Global oil benchmark Brent crude plunged to its cheapest in 18 years on Monday, while US crude briefly tumbled below $20 per barrel, on heightened fears that the global coronavirus shutdown could last months and demand for fuel could decline further.
The market extended losses after data provider Genscape reported that US stockpiles at Cushing in Oklahoma rose more than 4 million barrels last week, which was the biggest-one week increase in more than 10 years.
With Saudi Arabia and Russia set to flood the market with oil next month, producers and shippers have been scrambling to lock oil up in storage as demand falls due to the coronavirus pandemic.

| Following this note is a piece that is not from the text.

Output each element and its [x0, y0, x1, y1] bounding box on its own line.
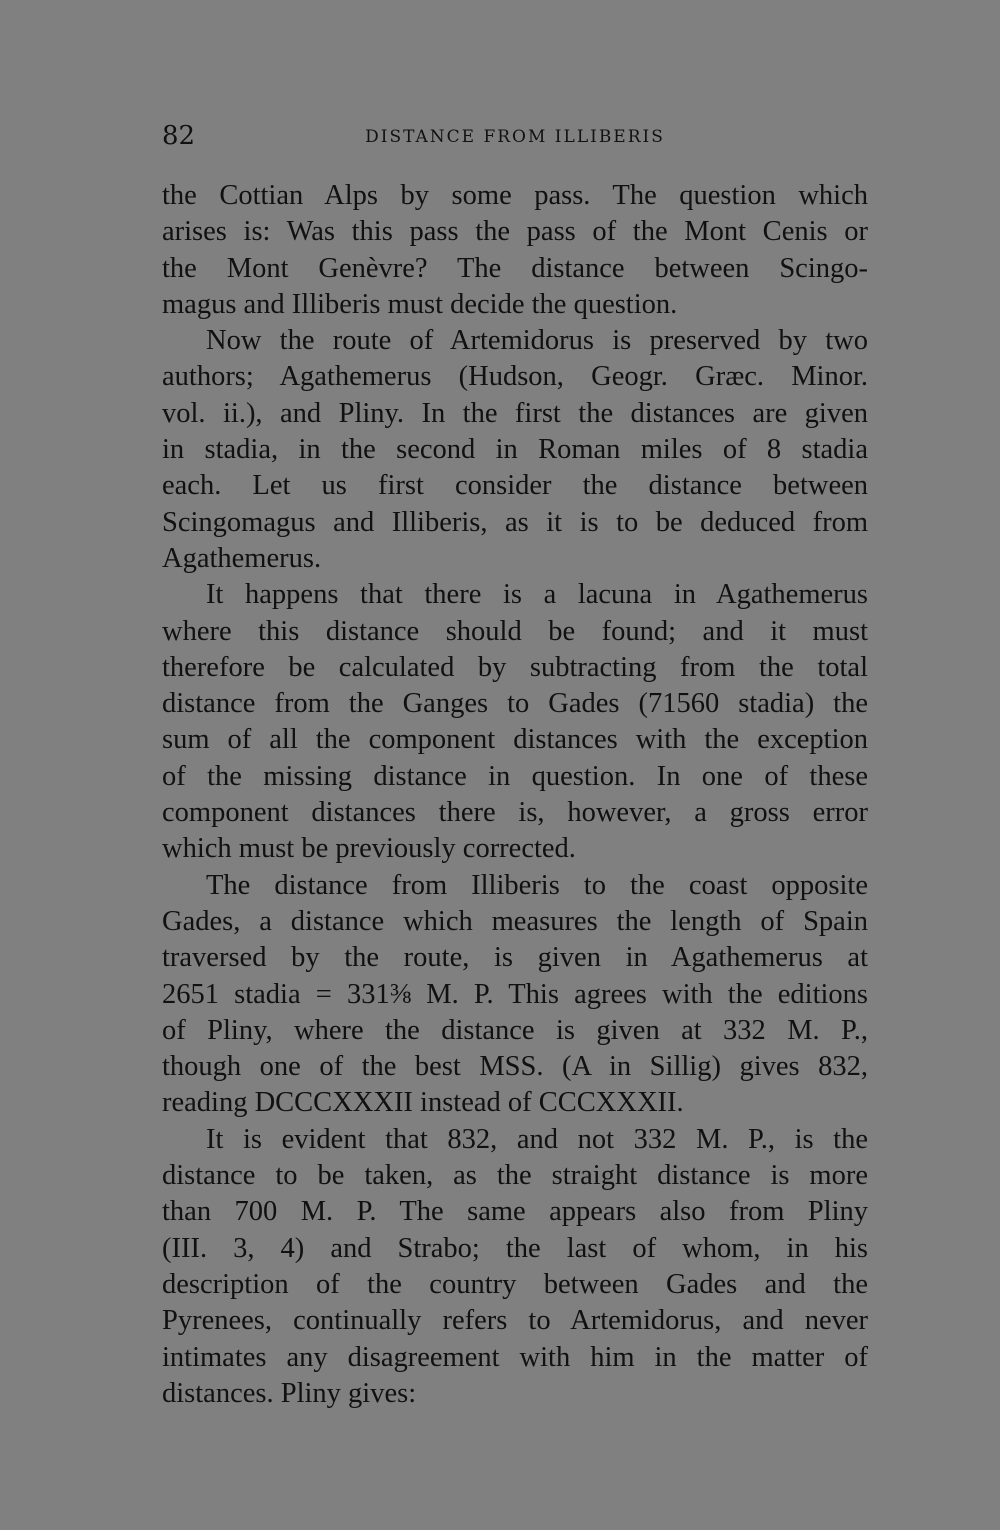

Brent futures fell $2.43, or 9.8%, to $22.50 a barrel by 10:40 a.m. EDT (1440 GMT), while US West Texas Intermediate (WTI) crude fell $1.22, or 5.7%, to $20.29.
Earlier in the session, Brent fell as low as $21.76 per barrel, its lowest since March 2002, while WTI dropped to $19.85. A couple weeks ago, WTI fell as low as $19.46, its lowest since February 2002.
The dual shocks of the price war and the demand slump on the pandemic has kept oil prices under pressure, with the major benchmarks recording losses for five straight weeks.
The price of oil is now so low that it is becoming unprofitable for many oil firms to remain active, analysts said, and higher-cost producers will have no choice but to shut production, especially since storage capacities are almost full.
"Global oil demand is evaporating on the back of COVID 19-related travel restrictions and social distancing measures," said UBS oil analyst Giovanni Staunovo.
Rystad Energy's head of oil markets, Bjornar Tonhaugen, said: "The oil market supply chains are broken due to the unbelievably large losses in oil demand, forcing all available alternatives of supply chain adjustments to take place during April and May."
These included cutting refinery runs and increasing onshore or offshore storage, he said.
Supertanker freight rates are rising for a second time this month as traders rush to secure ships for storage.
Goldman Sachs analysts said demand from commuters and airlines, which account for about 16 million barrels per day of global consumption, may never return to previous levels.
Besides the demand shock, the oil market is also under pressure from a price war between Saudi Arabia and Russia, after the collapse earlier this month of a three-year deal to limit supply between the Organization of the Petroleum Exporting Countries (OPEC) and other producers led by Moscow.
US President Donald Trump said he planned to speak with Russian President Vladimir Putin on Monday.
He said that Saudi Arabia and Russia "both went crazy" following the collapse of the deal to cut output, as oil prices were pushed down by an economic slowdown caused by the need to slow the spread of the coronavirus.
Saudi Arabia said on Monday it plans to boost its oil exports to 10.6 million bpd from May.
"This game of attrition is likely to drag prices even lower and even a price of $10 per barrel is no longer unimaginable," said Hussein Sayed, analyst at FXTM.